C. elegans BMP signaling governs growth and body-size ; BMP lof mutants have smaller body lengths compared with wild-type, whereas gof mutants exhibit longer body lengths. Our above results suggests that activation of AMPK inhibits BMP signaling; we wondered whether the ‘small’ body might be a result of activated AMPK in lof BMP mutants and vice versa in gof BMP mutants. We utilized an aak-2(gof) (AMPK) transgenic strain in which a truncated version of the AAK-2 protein has a gain-of-function phenotype . We find that these aak-2(gof) mutants are smaller in body-size compared to wild-type animals (Fig. 2D). However, they fail to suppress the ‘long’ body phenotype of lon-2(e678) gof mutants. These results suggest that the regulation of body-size and energy homeostasis by BMP-AMPK cross-talk is uncoupled; other BMP-regulated genes are likely responsible for the body size regulation.
Finally, using a qRT-PCR approach, we show that AMPK inhibition of BMP signaling is through post-transcriptional mechanisms (Fig. 2E). In aak-2(gof) animals, nhr-49 mRNA levels are upregulated as would be expected for a downstream target of AMPK activation. However, Type 1 BMP receptor (sma-6) and Type 2 BMP receptor (daf-4) mRNA levels are unchanged compared to wild-type, but spp-9 mRNA levels are increased, showing that AMPK regulation of BMP signaling is post-transcriptional.
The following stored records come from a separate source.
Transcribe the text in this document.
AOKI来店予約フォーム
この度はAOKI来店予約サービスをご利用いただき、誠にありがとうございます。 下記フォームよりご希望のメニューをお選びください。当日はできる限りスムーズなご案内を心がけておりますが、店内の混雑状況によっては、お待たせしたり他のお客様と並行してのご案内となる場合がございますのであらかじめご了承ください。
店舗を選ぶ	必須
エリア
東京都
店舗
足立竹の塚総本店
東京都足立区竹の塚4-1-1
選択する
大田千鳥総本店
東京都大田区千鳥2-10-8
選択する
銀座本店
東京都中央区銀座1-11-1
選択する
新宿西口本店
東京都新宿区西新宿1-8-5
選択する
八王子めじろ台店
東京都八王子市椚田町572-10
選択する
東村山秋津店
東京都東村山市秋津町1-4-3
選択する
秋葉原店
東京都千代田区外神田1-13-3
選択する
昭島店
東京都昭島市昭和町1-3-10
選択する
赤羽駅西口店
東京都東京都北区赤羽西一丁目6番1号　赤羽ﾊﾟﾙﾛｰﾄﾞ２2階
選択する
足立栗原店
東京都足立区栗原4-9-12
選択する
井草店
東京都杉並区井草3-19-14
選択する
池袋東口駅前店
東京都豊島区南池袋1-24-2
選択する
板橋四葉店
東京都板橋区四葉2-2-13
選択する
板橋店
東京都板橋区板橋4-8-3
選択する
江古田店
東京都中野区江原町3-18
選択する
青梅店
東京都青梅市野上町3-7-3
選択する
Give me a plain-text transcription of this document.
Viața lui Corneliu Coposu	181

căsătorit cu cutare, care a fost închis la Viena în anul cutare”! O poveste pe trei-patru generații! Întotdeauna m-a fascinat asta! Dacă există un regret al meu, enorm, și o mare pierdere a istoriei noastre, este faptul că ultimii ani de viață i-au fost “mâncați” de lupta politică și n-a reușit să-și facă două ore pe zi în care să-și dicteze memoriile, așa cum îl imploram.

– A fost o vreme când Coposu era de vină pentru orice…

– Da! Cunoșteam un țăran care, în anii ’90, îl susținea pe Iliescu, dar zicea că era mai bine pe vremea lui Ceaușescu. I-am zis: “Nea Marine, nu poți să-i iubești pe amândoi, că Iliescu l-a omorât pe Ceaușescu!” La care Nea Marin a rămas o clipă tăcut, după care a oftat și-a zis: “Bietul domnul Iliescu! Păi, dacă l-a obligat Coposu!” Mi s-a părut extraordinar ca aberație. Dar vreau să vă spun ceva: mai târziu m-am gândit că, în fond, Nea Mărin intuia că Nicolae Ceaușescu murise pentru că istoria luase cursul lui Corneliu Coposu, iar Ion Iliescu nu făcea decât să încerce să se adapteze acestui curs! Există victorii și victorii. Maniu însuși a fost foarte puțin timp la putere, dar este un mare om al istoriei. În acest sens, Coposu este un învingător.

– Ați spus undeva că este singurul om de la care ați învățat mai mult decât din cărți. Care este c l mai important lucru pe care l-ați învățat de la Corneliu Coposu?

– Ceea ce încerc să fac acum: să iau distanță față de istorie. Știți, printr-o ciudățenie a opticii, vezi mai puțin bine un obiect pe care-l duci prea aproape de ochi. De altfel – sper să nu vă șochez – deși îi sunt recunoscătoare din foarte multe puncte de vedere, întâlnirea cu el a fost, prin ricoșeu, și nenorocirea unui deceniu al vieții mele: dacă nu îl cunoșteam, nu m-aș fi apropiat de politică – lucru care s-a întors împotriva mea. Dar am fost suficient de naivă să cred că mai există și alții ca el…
Taken together, these data show that nutrient-dependent energy homeostasis is regulated by BMP-AMPK cross-talk.
BMP suppresses LKB1 in lung cancer cells
We examined whether BMP regulates AMPK/LKB1 signaling in lung cancer cells, which have aberrant expression of BMP signaling [45, 46]. Full activation of AMPK requires phosphorylation at Thr173, which in most cells is mediated by LKB1 . H1299 cells treated the BMP receptor inhibitor JL5 , demonstrated an increased phosphorylation of the AMPK downstream target acetyl-CoA carboxylase (ACC) Ser79 within 3 h (Fig. 3A). LKB1 demonstrated an increase in phosphorylation at its Ser428 activation site at 3 h following treatment with JL5 without a change in phosphorylation of AMPK (Fig. 3A). This suggests that LKB1 activation occurs prior to that of AMPK following inhibition of BMP signaling. H1299 cells treated with the BMP receptor inhibitor DMH1  also showed an increase in pACC Ser79 and pLKB1 Ser428 levels after 3 h but not in pAMPK levels (Fig. 3B). An increase in pAMPK at Thr173 was seen 24 h after treatment with DMH1 (Fig. 3C). A549 cells, which do not express LKB1, did not demonstrate an increase in expression in either pACC (Ser79) or pAMPK (Thr172) after 3 and 24 h of treatment with DMH1 (Fig. 3D). In A549-LKB1 cells, which are A549 cells with restored LKB1 from a stably expressed transgene, JL5 did not show an increase phosphorylation of AMPK at this time point but did enhance phosphorylation of ACC (Ser79) (Fig. 3E). These pharmacological studies suggest that BMP signaling suppresses AMPK signaling through the regulation of LKB1 in lung cancer cells.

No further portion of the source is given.